Caravaggio, “The Taking of Christ”. On indefinite loan to the National Gallery of Ireland from the Jesuit Community, Dublin
Caravaggio, “The Taking of Christ”. On indefinite loan to the National Gallery of Ireland from the Jesuit Community, Dublin

Caravaggio's great painting The Taking of Christ is dominated by a long arm of the law – that of an armour-plated Roman soldier reaching out to arrest Jesus. But as I had never quite noticed until the picture's latest exhibition at the National Gallery, the long arm distracts from an unfeasibly short one, belonging to Judas, immediately behind it.

Judas’s arm begins, as is normal, at the shoulder, visible just above the Roman’s. Then it becomes temporarily eclipsed behind the soldier’s elbow.

Beyond that it reemerges, crucially, to lay a betraying hand on Jesus. But as with a too-hurried plot denouement, there seems to have been something missing. The hand and shoulder are too close together to be believable.

By way of perspective, the NGI show – "Beyond Caravaggio: the Dark, the Light, the Drama" – juxtaposes The Taking of Christ with the artist's equally famous The Supper at Emmaus, on loan from the UK's National Gallery.

READ MORE

That features a swaggering display of draughtsmanship, with the side-on apostle on Jesus’s left throwing his arms wide, into and out of the picture, while the one with his back to us hunches his shoulders and elbows on a different, diagonal plane.

But in The Taking of Christ, Judas reaches across the frame, with no excuse for foreshortening. So is this the artistic equivalent of a typo, or is it I who am missing something? Could it be that the artist had his own good reasons for doing it as he did?

No, apparently. According to Sergio Benedetti, the now-retired curator who was central to the picture's rediscovery as a Caravaggio, it was probably just bad planning. As quoted in Jonathan Harr's The Lost Painting (2005), Benedetti said: "It looks like he painted the shoulder and then didn't have enough room for the arm".

Oh well. Everyone makes mistakes, it seems – even geniuses at the peak of their powers. Caravaggio shocked the conservatives of his era by having too much humanity in his religious figures (they called his style “naturalism” at a time when that wasn’t a compliment). Clearly, the frailty was not limited to his models.

If he was in too much of a rush to correct the Judas error, his own troubled relationship with the law may have been to blame. Like Byron, but with the possible excuse of lead poisoning, Caravaggio was mad, bad, and dangerous to know. For this reason, among those he was known to – as crime journalists say – were the police.

In The Taking of Christ, as was his wont, he put himself in the picture, as the lantern-holder behind the soldiers. This, however, was the reverse of his usual position regarding the law. After several visits to prison, he spent his last years as a murderer on the run. And although it was probably the lead that claimed his life, at 38, he wasn't short of enemies who might have been intent on foreshortening him, one way or another.

Happily for art, Caravaggio did enough in his brief heyday to attract followers of a non-policing kind too.

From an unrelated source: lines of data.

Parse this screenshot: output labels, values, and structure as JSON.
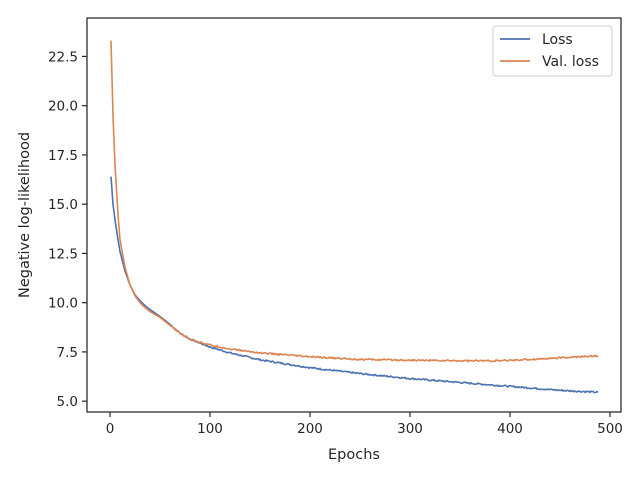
{
  "chart_data": {
    "type": "line",
    "title": "",
    "xlabel": "Epochs",
    "ylabel": "Negative log-likelihood",
    "xlim": [
      -23,
      511
    ],
    "ylim": [
      4.45,
      24.45
    ],
    "xticks": [
      0,
      100,
      200,
      300,
      400,
      500
    ],
    "yticks": [
      5.0,
      7.5,
      10.0,
      12.5,
      15.0,
      17.5,
      20.0,
      22.5
    ],
    "xtick_labels": [
      "0",
      "100",
      "200",
      "300",
      "400",
      "500"
    ],
    "ytick_labels": [
      "5.0",
      "7.5",
      "10.0",
      "12.5",
      "15.0",
      "17.5",
      "20.0",
      "22.5"
    ],
    "grid": false,
    "legend_position": "top-right",
    "series": [
      {
        "name": "Loss",
        "color": "#4c72b0",
        "x": [
          1,
          3,
          5,
          8,
          10,
          15,
          20,
          25,
          30,
          35,
          40,
          50,
          60,
          70,
          80,
          100,
          120,
          150,
          200,
          250,
          300,
          350,
          400,
          450,
          488
        ],
        "y": [
          16.4,
          15.0,
          14.2,
          13.2,
          12.6,
          11.6,
          10.9,
          10.4,
          10.1,
          9.85,
          9.65,
          9.3,
          8.9,
          8.45,
          8.15,
          7.75,
          7.45,
          7.1,
          6.7,
          6.4,
          6.15,
          5.95,
          5.75,
          5.55,
          5.45
        ],
        "noise": 0.04
      },
      {
        "name": "Val. loss",
        "color": "#dd8452",
        "x": [
          1,
          3,
          5,
          8,
          10,
          15,
          20,
          25,
          30,
          35,
          40,
          50,
          60,
          70,
          80,
          100,
          120,
          150,
          200,
          250,
          300,
          350,
          390,
          420,
          450,
          488
        ],
        "y": [
          23.3,
          19.5,
          17.0,
          14.5,
          13.2,
          11.8,
          10.9,
          10.35,
          10.0,
          9.75,
          9.55,
          9.25,
          8.85,
          8.45,
          8.15,
          7.85,
          7.65,
          7.45,
          7.25,
          7.12,
          7.08,
          7.05,
          7.05,
          7.12,
          7.2,
          7.3
        ],
        "noise": 0.04
      }
    ]
  }
}
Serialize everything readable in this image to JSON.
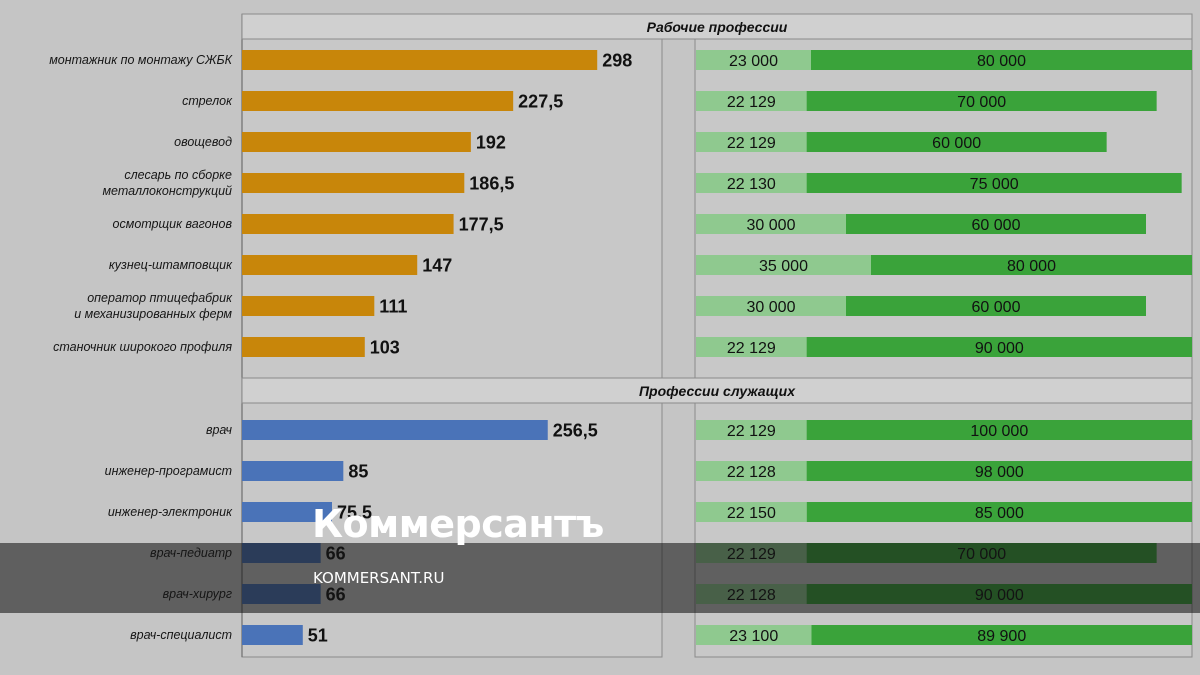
{
  "chart_data": [
    {
      "type": "bar",
      "orientation": "horizontal",
      "sections": [
        {
          "title": "Рабочие профессии",
          "color": "#c8860a",
          "categories": [
            [
              "монтажник по монтажу СЖБК"
            ],
            [
              "стрелок"
            ],
            [
              "овощевод"
            ],
            [
              "слесарь по сборке",
              "металлоконструкций"
            ],
            [
              "осмотрщик вагонов"
            ],
            [
              "кузнец-штамповщик"
            ],
            [
              "оператор птицефабрик",
              "и механизированных ферм"
            ],
            [
              "станочник широкого профиля"
            ]
          ],
          "values": [
            298,
            227.5,
            192,
            186.5,
            177.5,
            147,
            111,
            103
          ],
          "labels": [
            "298",
            "227,5",
            "192",
            "186,5",
            "177,5",
            "147",
            "111",
            "103"
          ]
        },
        {
          "title": "Профессии служащих",
          "color": "#4a73b8",
          "categories": [
            [
              "врач"
            ],
            [
              "инженер-програмист"
            ],
            [
              "инженер-электроник"
            ],
            [
              "врач-педиатр"
            ],
            [
              "врач-хирург"
            ],
            [
              "врач-специалист"
            ]
          ],
          "values": [
            256.5,
            85,
            75.5,
            66,
            66,
            51
          ],
          "labels": [
            "256,5",
            "85",
            "75,5",
            "66",
            "66",
            "51"
          ]
        }
      ],
      "xlim": [
        0,
        380
      ]
    },
    {
      "type": "bar",
      "orientation": "horizontal",
      "stacked": true,
      "series_colors": [
        "#8fc98f",
        "#3aa33a"
      ],
      "sections": [
        {
          "min": [
            23000,
            22129,
            22129,
            22130,
            30000,
            35000,
            30000,
            22129
          ],
          "max": [
            80000,
            70000,
            60000,
            75000,
            60000,
            80000,
            60000,
            90000
          ],
          "min_labels": [
            "23 000",
            "22 129",
            "22 129",
            "22 130",
            "30 000",
            "35 000",
            "30 000",
            "22 129"
          ],
          "max_labels": [
            "80 000",
            "70 000",
            "60 000",
            "75 000",
            "60 000",
            "80 000",
            "60 000",
            "90 000"
          ]
        },
        {
          "min": [
            22129,
            22128,
            22150,
            22129,
            22128,
            23100
          ],
          "max": [
            100000,
            98000,
            85000,
            70000,
            90000,
            89900
          ],
          "min_labels": [
            "22 129",
            "22 128",
            "22 150",
            "22 129",
            "22 128",
            "23 100"
          ],
          "max_labels": [
            "100 000",
            "98 000",
            "85 000",
            "70 000",
            "90 000",
            "89 900"
          ]
        }
      ]
    }
  ],
  "watermark": {
    "logo": "Коммерсантъ",
    "url": "KOMMERSANT.RU"
  }
}
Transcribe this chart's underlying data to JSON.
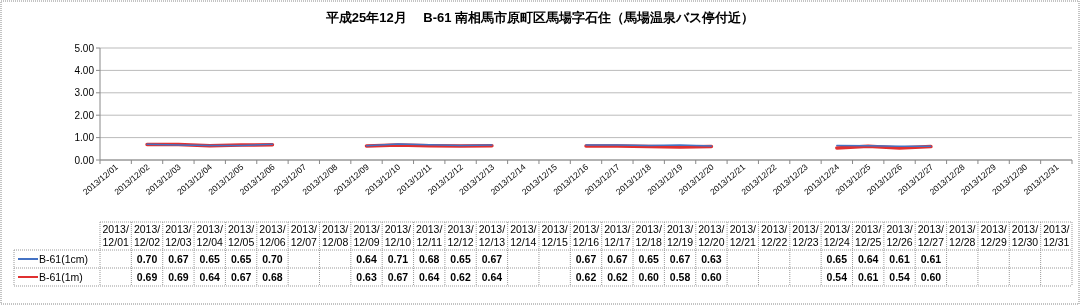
{
  "chart_data": {
    "type": "line",
    "title": "平成25年12月　 B-61 南相馬市原町区馬場字石住（馬場温泉バス停付近）",
    "categories": [
      "2013/12/01",
      "2013/12/02",
      "2013/12/03",
      "2013/12/04",
      "2013/12/05",
      "2013/12/06",
      "2013/12/07",
      "2013/12/08",
      "2013/12/09",
      "2013/12/10",
      "2013/12/11",
      "2013/12/12",
      "2013/12/13",
      "2013/12/14",
      "2013/12/15",
      "2013/12/16",
      "2013/12/17",
      "2013/12/18",
      "2013/12/19",
      "2013/12/20",
      "2013/12/21",
      "2013/12/22",
      "2013/12/23",
      "2013/12/24",
      "2013/12/25",
      "2013/12/26",
      "2013/12/27",
      "2013/12/28",
      "2013/12/29",
      "2013/12/30",
      "2013/12/31"
    ],
    "series": [
      {
        "name": "B-61(1cm)",
        "color": "#4472c4",
        "values": [
          null,
          0.7,
          0.67,
          0.65,
          0.65,
          0.7,
          null,
          null,
          0.64,
          0.71,
          0.68,
          0.65,
          0.67,
          null,
          null,
          0.67,
          0.67,
          0.65,
          0.67,
          0.63,
          null,
          null,
          null,
          0.65,
          0.64,
          0.61,
          0.61,
          null,
          null,
          null,
          null
        ],
        "value_labels": [
          null,
          "0.70",
          "0.67",
          "0.65",
          "0.65",
          "0.70",
          null,
          null,
          "0.64",
          "0.71",
          "0.68",
          "0.65",
          "0.67",
          null,
          null,
          "0.67",
          "0.67",
          "0.65",
          "0.67",
          "0.63",
          null,
          null,
          null,
          "0.65",
          "0.64",
          "0.61",
          "0.61",
          null,
          null,
          null,
          null
        ]
      },
      {
        "name": "B-61(1m)",
        "color": "#e03030",
        "values": [
          null,
          0.69,
          0.69,
          0.64,
          0.67,
          0.68,
          null,
          null,
          0.63,
          0.67,
          0.64,
          0.62,
          0.64,
          null,
          null,
          0.62,
          0.62,
          0.6,
          0.58,
          0.6,
          null,
          null,
          null,
          0.54,
          0.61,
          0.54,
          0.6,
          null,
          null,
          null,
          null
        ],
        "value_labels": [
          null,
          "0.69",
          "0.69",
          "0.64",
          "0.67",
          "0.68",
          null,
          null,
          "0.63",
          "0.67",
          "0.64",
          "0.62",
          "0.64",
          null,
          null,
          "0.62",
          "0.62",
          "0.60",
          "0.58",
          "0.60",
          null,
          null,
          null,
          "0.54",
          "0.61",
          "0.54",
          "0.60",
          null,
          null,
          null,
          null
        ]
      }
    ],
    "ylim": [
      0,
      5
    ],
    "yticks": [
      {
        "value": 0,
        "label": "0.00"
      },
      {
        "value": 1,
        "label": "1.00"
      },
      {
        "value": 2,
        "label": "2.00"
      },
      {
        "value": 3,
        "label": "3.00"
      },
      {
        "value": 4,
        "label": "4.00"
      },
      {
        "value": 5,
        "label": "5.00"
      }
    ],
    "grid": "y",
    "legend": "bottom",
    "marker": "none",
    "line_style": "solid"
  }
}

Hence the NGI show, which is not just about him but about the generation of artists for which his lantern lit the way.

Among those featured is Gerrit Von Honthors, best known from the great latter-day detective case in which Benedetti, and others, worked out that a long-missing Caravaggio was leading a secret life, under an assumed name, in Dublin.

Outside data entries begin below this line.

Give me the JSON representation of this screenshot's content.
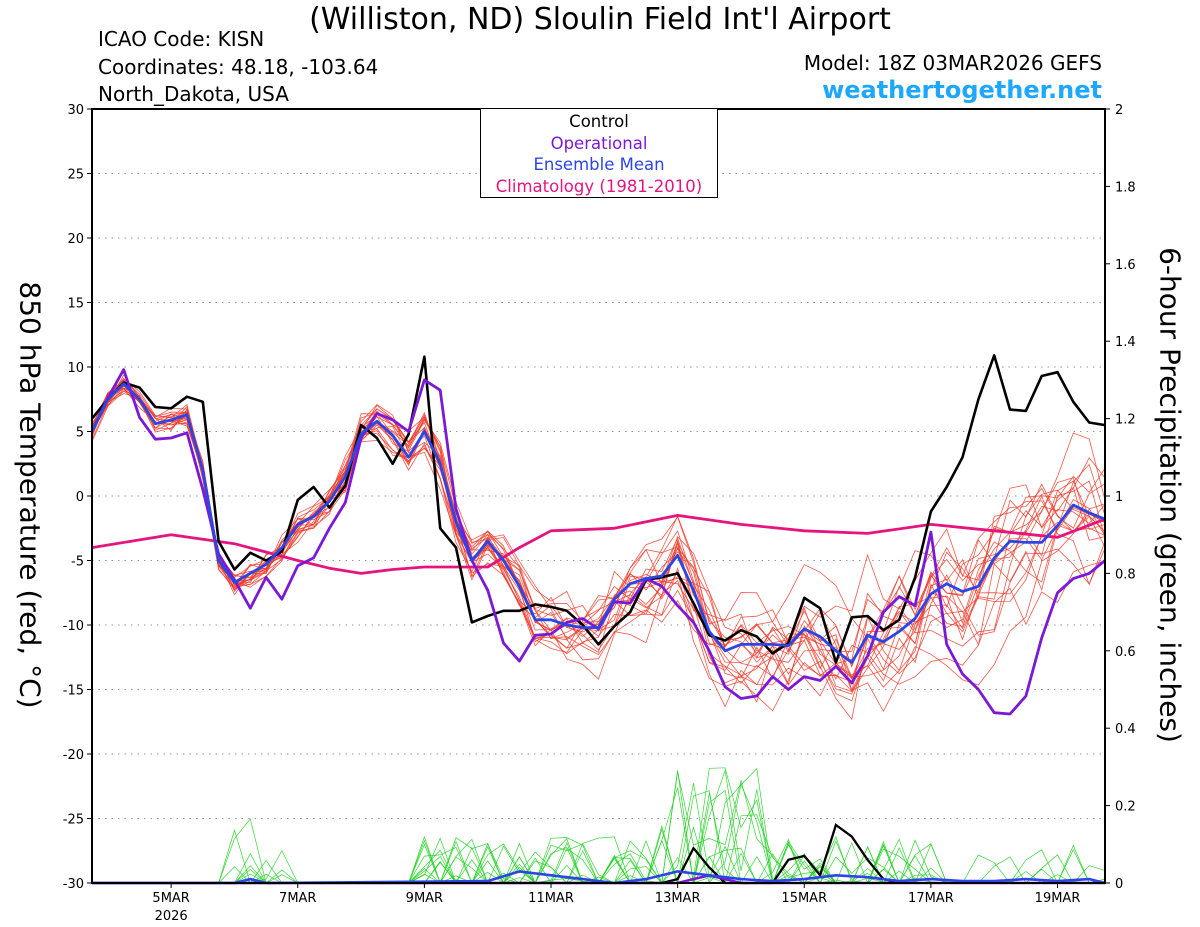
{
  "header": {
    "title": "(Williston, ND) Sloulin Field Int'l Airport",
    "icao": "ICAO Code: KISN",
    "coordinates": "Coordinates: 48.18, -103.64",
    "region": "North_Dakota, USA",
    "model": "Model: 18Z 03MAR2026 GEFS",
    "site": "weathertogether.net"
  },
  "colors": {
    "control": "#000000",
    "operational": "#7b19d6",
    "ensemble_mean": "#2b45e6",
    "climatology": "#e5157f",
    "members_temp": "#f03a2a",
    "members_precip": "#1fd01f"
  },
  "chart_data": {
    "type": "line",
    "title": "(Williston, ND) Sloulin Field Int'l Airport",
    "xlabel": "",
    "ylabel": "850 hPa Temperature (red, °C)",
    "y2label": "6-hour Precipitation (green, inches)",
    "x_unit": "day of March 2026",
    "xlim": [
      3.75,
      19.75
    ],
    "ylim": [
      -30,
      30
    ],
    "y2lim": [
      0,
      2
    ],
    "x_ticks": [
      5,
      7,
      9,
      11,
      13,
      15,
      17,
      19
    ],
    "x_tick_labels": [
      "5MAR",
      "7MAR",
      "9MAR",
      "11MAR",
      "13MAR",
      "15MAR",
      "17MAR",
      "19MAR"
    ],
    "x_year_label": "2026",
    "y_ticks": [
      30,
      25,
      20,
      15,
      10,
      5,
      0,
      -5,
      -10,
      -15,
      -20,
      -25,
      -30
    ],
    "y_tick_labels": [
      "30",
      "25",
      "20",
      "15",
      "10",
      "5",
      "0",
      "-5",
      "-10",
      "-15",
      "-20",
      "-25",
      "-30"
    ],
    "y2_ticks": [
      2,
      1.8,
      1.6,
      1.4,
      1.2,
      1,
      0.8,
      0.6,
      0.4,
      0.2,
      0
    ],
    "y2_tick_labels": [
      "2",
      "1.8",
      "1.6",
      "1.4",
      "1.2",
      "1",
      "0.8",
      "0.6",
      "0.4",
      "0.2",
      "0"
    ],
    "legend": [
      "Control",
      "Operational",
      "Ensemble Mean",
      "Climatology (1981-2010)"
    ],
    "legend_position": "top-center",
    "grid": "dotted horizontal",
    "series": [
      {
        "name": "Climatology (1981-2010)",
        "axis": "left",
        "x": [
          3.75,
          4.5,
          5.0,
          6.0,
          7.0,
          7.5,
          8.0,
          8.5,
          9.0,
          9.5,
          10.0,
          10.5,
          11.0,
          12.0,
          13.0,
          14.0,
          15.0,
          16.0,
          17.0,
          18.0,
          19.0,
          19.75
        ],
        "y": [
          -4.0,
          -3.4,
          -3.0,
          -3.7,
          -5.0,
          -5.6,
          -6.0,
          -5.7,
          -5.5,
          -5.5,
          -5.5,
          -4.0,
          -2.7,
          -2.5,
          -1.5,
          -2.2,
          -2.7,
          -2.9,
          -2.2,
          -2.7,
          -3.2,
          -1.8
        ]
      },
      {
        "name": "Control",
        "axis": "left",
        "x": [
          3.75,
          4.0,
          4.25,
          4.5,
          4.75,
          5.0,
          5.25,
          5.5,
          5.75,
          6.0,
          6.25,
          6.5,
          6.75,
          7.0,
          7.25,
          7.5,
          7.75,
          8.0,
          8.25,
          8.5,
          8.75,
          9.0,
          9.25,
          9.5,
          9.75,
          10.0,
          10.25,
          10.5,
          10.75,
          11.0,
          11.25,
          11.5,
          11.75,
          12.0,
          12.25,
          12.5,
          12.75,
          13.0,
          13.25,
          13.5,
          13.75,
          14.0,
          14.25,
          14.5,
          14.75,
          15.0,
          15.25,
          15.5,
          15.75,
          16.0,
          16.25,
          16.5,
          16.75,
          17.0,
          17.25,
          17.5,
          17.75,
          18.0,
          18.25,
          18.5,
          18.75,
          19.0,
          19.25,
          19.5,
          19.75
        ],
        "y": [
          6,
          7.5,
          8.8,
          8.4,
          6.9,
          6.8,
          7.7,
          7.3,
          -3.5,
          -5.7,
          -4.4,
          -5.0,
          -4.3,
          -0.3,
          0.7,
          -0.9,
          0.8,
          5.5,
          4.5,
          2.5,
          4.8,
          10.8,
          -2.5,
          -4,
          -9.8,
          -9.3,
          -8.9,
          -8.9,
          -8.4,
          -8.6,
          -8.9,
          -10.0,
          -11.5,
          -10.1,
          -9.0,
          -6.5,
          -6.3,
          -6.0,
          -8.3,
          -10.8,
          -11.2,
          -10.4,
          -10.9,
          -12.2,
          -11.4,
          -7.9,
          -8.7,
          -12.9,
          -9.4,
          -9.3,
          -10.4,
          -9.6,
          -6.3,
          -1.2,
          0.7,
          3.0,
          7.5,
          10.9,
          6.7,
          6.6,
          9.3,
          9.6,
          7.3,
          5.7,
          5.5
        ]
      },
      {
        "name": "Operational",
        "axis": "left",
        "x": [
          3.75,
          4.0,
          4.25,
          4.5,
          4.75,
          5.0,
          5.25,
          5.5,
          5.75,
          6.0,
          6.25,
          6.5,
          6.75,
          7.0,
          7.25,
          7.5,
          7.75,
          8.0,
          8.25,
          8.5,
          8.75,
          9.0,
          9.25,
          9.5,
          9.75,
          10.0,
          10.25,
          10.5,
          10.75,
          11.0,
          11.25,
          11.5,
          11.75,
          12.0,
          12.25,
          12.5,
          12.75,
          13.0,
          13.25,
          13.5,
          13.75,
          14.0,
          14.25,
          14.5,
          14.75,
          15.0,
          15.25,
          15.5,
          15.75,
          16.0,
          16.25,
          16.5,
          16.75,
          17.0,
          17.25,
          17.5,
          17.75,
          18.0,
          18.25,
          18.5,
          18.75,
          19.0,
          19.25,
          19.5,
          19.75
        ],
        "y": [
          5,
          7.6,
          9.8,
          6.1,
          4.4,
          4.5,
          4.9,
          0.5,
          -4.5,
          -6.5,
          -8.7,
          -6.3,
          -8.0,
          -5.4,
          -4.8,
          -2.5,
          -0.5,
          4.5,
          6.4,
          5.9,
          5.0,
          9.0,
          8.2,
          -1.0,
          -5.0,
          -7.3,
          -11.4,
          -12.8,
          -10.8,
          -10.7,
          -9.8,
          -9.5,
          -10.3,
          -8.2,
          -8.3,
          -6.4,
          -7.0,
          -8.5,
          -9.8,
          -12.0,
          -14.8,
          -15.7,
          -15.5,
          -14.0,
          -15.0,
          -14.0,
          -14.3,
          -13.2,
          -14.5,
          -12.4,
          -9.0,
          -7.8,
          -8.5,
          -2.8,
          -11.5,
          -13.8,
          -15.0,
          -16.8,
          -16.9,
          -15.5,
          -11.0,
          -7.5,
          -6.4,
          -6.0,
          -5.0
        ]
      },
      {
        "name": "Ensemble Mean",
        "axis": "left",
        "x": [
          3.75,
          4.0,
          4.25,
          4.5,
          4.75,
          5.0,
          5.25,
          5.5,
          5.75,
          6.0,
          6.25,
          6.5,
          6.75,
          7.0,
          7.25,
          7.5,
          7.75,
          8.0,
          8.25,
          8.5,
          8.75,
          9.0,
          9.25,
          9.5,
          9.75,
          10.0,
          10.25,
          10.5,
          10.75,
          11.0,
          11.25,
          11.5,
          11.75,
          12.0,
          12.25,
          12.5,
          12.75,
          13.0,
          13.25,
          13.5,
          13.75,
          14.0,
          14.25,
          14.5,
          14.75,
          15.0,
          15.25,
          15.5,
          15.75,
          16.0,
          16.25,
          16.5,
          16.75,
          17.0,
          17.25,
          17.5,
          17.75,
          18.0,
          18.25,
          18.5,
          18.75,
          19.0,
          19.25,
          19.5,
          19.75
        ],
        "y": [
          5,
          7.5,
          8.7,
          7.5,
          5.6,
          5.9,
          6.3,
          2.0,
          -5.0,
          -6.7,
          -6.0,
          -5.3,
          -4.0,
          -2.2,
          -1.6,
          -0.4,
          1.5,
          4.8,
          5.8,
          4.7,
          3.0,
          5.0,
          2.5,
          -2.0,
          -5.0,
          -3.5,
          -5.0,
          -7.0,
          -9.6,
          -9.6,
          -10.0,
          -10.2,
          -10.2,
          -8.0,
          -6.8,
          -6.4,
          -6.2,
          -4.6,
          -7.3,
          -10.5,
          -12.0,
          -11.5,
          -11.5,
          -11.5,
          -11.6,
          -10.3,
          -10.9,
          -12.0,
          -12.9,
          -10.8,
          -11.3,
          -10.5,
          -9.5,
          -7.6,
          -6.8,
          -7.4,
          -7.0,
          -4.8,
          -3.5,
          -3.6,
          -3.6,
          -2.3,
          -0.7,
          -1.3,
          -1.8
        ]
      }
    ],
    "precipitation_series": [
      {
        "name": "Control",
        "axis": "right",
        "x": [
          3.75,
          12.75,
          13.0,
          13.25,
          13.5,
          13.75,
          14.0,
          14.5,
          14.75,
          15.0,
          15.25,
          15.5,
          15.75,
          16.0,
          16.25,
          16.5
        ],
        "y": [
          0,
          0,
          0.01,
          0.09,
          0.04,
          0,
          0,
          0,
          0.06,
          0.07,
          0.02,
          0.15,
          0.12,
          0.06,
          0.01,
          0
        ]
      },
      {
        "name": "Operational",
        "axis": "right",
        "x": [
          3.75,
          13.0,
          13.25,
          13.5,
          13.75,
          14.0,
          19.75
        ],
        "y": [
          0,
          0,
          0.01,
          0.02,
          0.01,
          0,
          0
        ]
      },
      {
        "name": "Ensemble Mean",
        "axis": "right",
        "x": [
          3.75,
          6.0,
          6.25,
          6.5,
          10.0,
          10.5,
          11.0,
          11.5,
          12.0,
          12.5,
          13.0,
          13.5,
          14.0,
          14.5,
          15.0,
          15.5,
          16.0,
          16.5,
          17.0,
          17.5,
          18.0,
          18.5,
          19.0,
          19.5,
          19.75
        ],
        "y": [
          0,
          0,
          0.01,
          0,
          0.005,
          0.03,
          0.02,
          0.01,
          0,
          0.01,
          0.03,
          0.02,
          0.01,
          0.005,
          0.01,
          0.02,
          0.015,
          0.005,
          0.01,
          0.005,
          0.005,
          0.01,
          0.005,
          0.01,
          0
        ]
      }
    ]
  }
}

But the exhibition also touches upon at least one other mystery, fascinating to historians of the “tenebristes” (“shadowists”), as Caravaggio’s followers were known. It used to be thought that this posse included both a Frenchman named Tromphime Bigot, born in Arles in 1579, and a man of uncertain origin known as “The Candlelight Master”, who was active in Rome in the 1620s.

Their styles were similar, but different in important ways.

So even though the Candlelight Master’s Italian records suggested a link, the evidence was otherwise as silent as the “t” in Bigot.

One theory was that the two men were father and son. Not until the 1980s did investigators find documents that proved the Arlésien had gone to Rome in his 40s, his style presumably evolving there to suit the local market.

Even today, however, some Italian galleries hedge their bets, hanging the paintings as if by different artists.

But in displaying a work entitled Christ in the Carpenter's Shop, which is simultaneously credited to The Candlelight Master and "possibly" Bigot, the NGI has edged towards closing the case.